The "less issues" comment is referring to some of the patches that Percona applies to their releases. They have a few extra patches applied that fix some long time bugs, table corruption issues, and some performance bottlenecks. Basically, it comes down to Percona being more on the ball than MySQL/Sun/Oracle is. Eventually mainline MySQL will probably do everything Percona does, but by then Percona will have new releases out that do more than what mainline MySQL does.
In addition to raw database performance you may also choose to consider periodic roll up of reporting data into summary bucket structures such as star schema or data cubes.
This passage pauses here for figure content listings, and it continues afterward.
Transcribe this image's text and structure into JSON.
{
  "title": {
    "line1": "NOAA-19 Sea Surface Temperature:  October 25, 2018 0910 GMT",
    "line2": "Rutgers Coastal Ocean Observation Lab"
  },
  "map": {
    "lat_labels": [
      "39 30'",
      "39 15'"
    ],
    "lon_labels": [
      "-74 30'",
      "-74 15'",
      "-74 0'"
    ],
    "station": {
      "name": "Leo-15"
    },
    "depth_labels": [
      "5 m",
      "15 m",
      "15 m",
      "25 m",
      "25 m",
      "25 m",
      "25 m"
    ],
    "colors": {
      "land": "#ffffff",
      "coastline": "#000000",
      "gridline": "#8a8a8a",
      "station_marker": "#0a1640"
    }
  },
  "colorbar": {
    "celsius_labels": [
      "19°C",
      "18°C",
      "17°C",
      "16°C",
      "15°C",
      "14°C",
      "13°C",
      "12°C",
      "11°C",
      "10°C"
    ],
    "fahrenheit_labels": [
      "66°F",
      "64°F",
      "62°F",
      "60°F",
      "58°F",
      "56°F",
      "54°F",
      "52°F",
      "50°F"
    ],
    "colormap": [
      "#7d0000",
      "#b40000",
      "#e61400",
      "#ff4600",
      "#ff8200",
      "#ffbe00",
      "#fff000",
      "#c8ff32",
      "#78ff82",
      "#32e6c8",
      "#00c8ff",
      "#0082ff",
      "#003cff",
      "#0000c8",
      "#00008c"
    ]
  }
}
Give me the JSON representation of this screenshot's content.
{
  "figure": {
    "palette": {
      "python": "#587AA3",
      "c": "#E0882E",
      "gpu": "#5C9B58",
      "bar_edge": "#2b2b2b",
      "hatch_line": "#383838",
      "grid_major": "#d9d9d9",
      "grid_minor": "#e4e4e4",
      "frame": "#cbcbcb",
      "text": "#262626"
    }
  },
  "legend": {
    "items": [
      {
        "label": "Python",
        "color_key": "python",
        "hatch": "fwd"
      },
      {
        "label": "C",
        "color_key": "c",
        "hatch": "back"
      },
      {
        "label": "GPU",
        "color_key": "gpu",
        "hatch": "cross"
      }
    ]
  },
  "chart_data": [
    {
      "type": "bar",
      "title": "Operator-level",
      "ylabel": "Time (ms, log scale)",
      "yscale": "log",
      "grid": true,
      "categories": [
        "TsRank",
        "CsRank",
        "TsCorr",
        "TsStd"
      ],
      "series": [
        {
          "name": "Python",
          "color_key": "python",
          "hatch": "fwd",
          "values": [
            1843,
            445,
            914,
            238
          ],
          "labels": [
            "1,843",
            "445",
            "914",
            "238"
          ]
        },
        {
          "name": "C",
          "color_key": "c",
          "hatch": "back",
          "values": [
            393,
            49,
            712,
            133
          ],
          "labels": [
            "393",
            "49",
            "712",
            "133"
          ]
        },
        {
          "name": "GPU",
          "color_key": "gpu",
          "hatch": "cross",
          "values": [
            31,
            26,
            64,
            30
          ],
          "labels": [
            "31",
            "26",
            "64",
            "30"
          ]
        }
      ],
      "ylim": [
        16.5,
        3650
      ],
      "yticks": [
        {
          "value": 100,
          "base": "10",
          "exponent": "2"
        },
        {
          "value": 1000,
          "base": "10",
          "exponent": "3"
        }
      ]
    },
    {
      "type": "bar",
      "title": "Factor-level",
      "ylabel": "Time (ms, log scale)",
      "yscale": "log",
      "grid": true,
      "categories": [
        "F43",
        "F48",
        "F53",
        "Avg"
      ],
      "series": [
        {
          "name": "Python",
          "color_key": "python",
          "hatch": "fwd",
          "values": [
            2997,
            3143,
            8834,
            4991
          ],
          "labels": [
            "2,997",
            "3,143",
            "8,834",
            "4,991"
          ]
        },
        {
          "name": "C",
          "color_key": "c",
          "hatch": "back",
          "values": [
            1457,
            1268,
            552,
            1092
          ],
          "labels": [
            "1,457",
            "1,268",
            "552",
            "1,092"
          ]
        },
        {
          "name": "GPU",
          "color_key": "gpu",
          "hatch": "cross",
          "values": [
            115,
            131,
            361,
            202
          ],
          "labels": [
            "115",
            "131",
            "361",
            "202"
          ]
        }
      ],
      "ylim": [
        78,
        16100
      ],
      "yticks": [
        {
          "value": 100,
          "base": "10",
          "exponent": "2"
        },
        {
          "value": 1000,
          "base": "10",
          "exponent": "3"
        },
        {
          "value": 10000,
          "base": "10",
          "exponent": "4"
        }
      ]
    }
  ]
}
The idea here is that most of the counting is done in the periodic batch and then reporting itself is only doing sums over the buckets.
JT: What's your source on this? I can't really find anything concise on it over at the Percona site.
chris: That's already being done for the long-term reporting, but something like 90% of the reporting needs are real-time, or at the very least hour-to-hour.
"Situation RIGHT NOW, split by market, team, site and product type" sort of thing, and "Top and bottom 10 active agents" for real-time coaching and redistribution of work. Waiting 24 hours for the cube to update simply won't cut it :)
For the extra feature list you can go to the comparison table on their site:
http://www.percona.com/software/percona-server/feature-comparison/
A lot of the neat indexing / locking / buffering stuff for performance is listed at the bottom of that chart.
And their benchmarks can be found here:
http://www.percona.com/software/benchmarks/
And the bug patching stuff is an ongoing deal. You pretty much need to read the forums, blogs, and release documents to find out about each of those. Unfortunately there's not one good location where you can get a list of those, at least that I know of.
Mike: would that it were. MySQL actually is a lot like PHP.
Thanks JT, I'll compile a document for our server guys to try and convince them.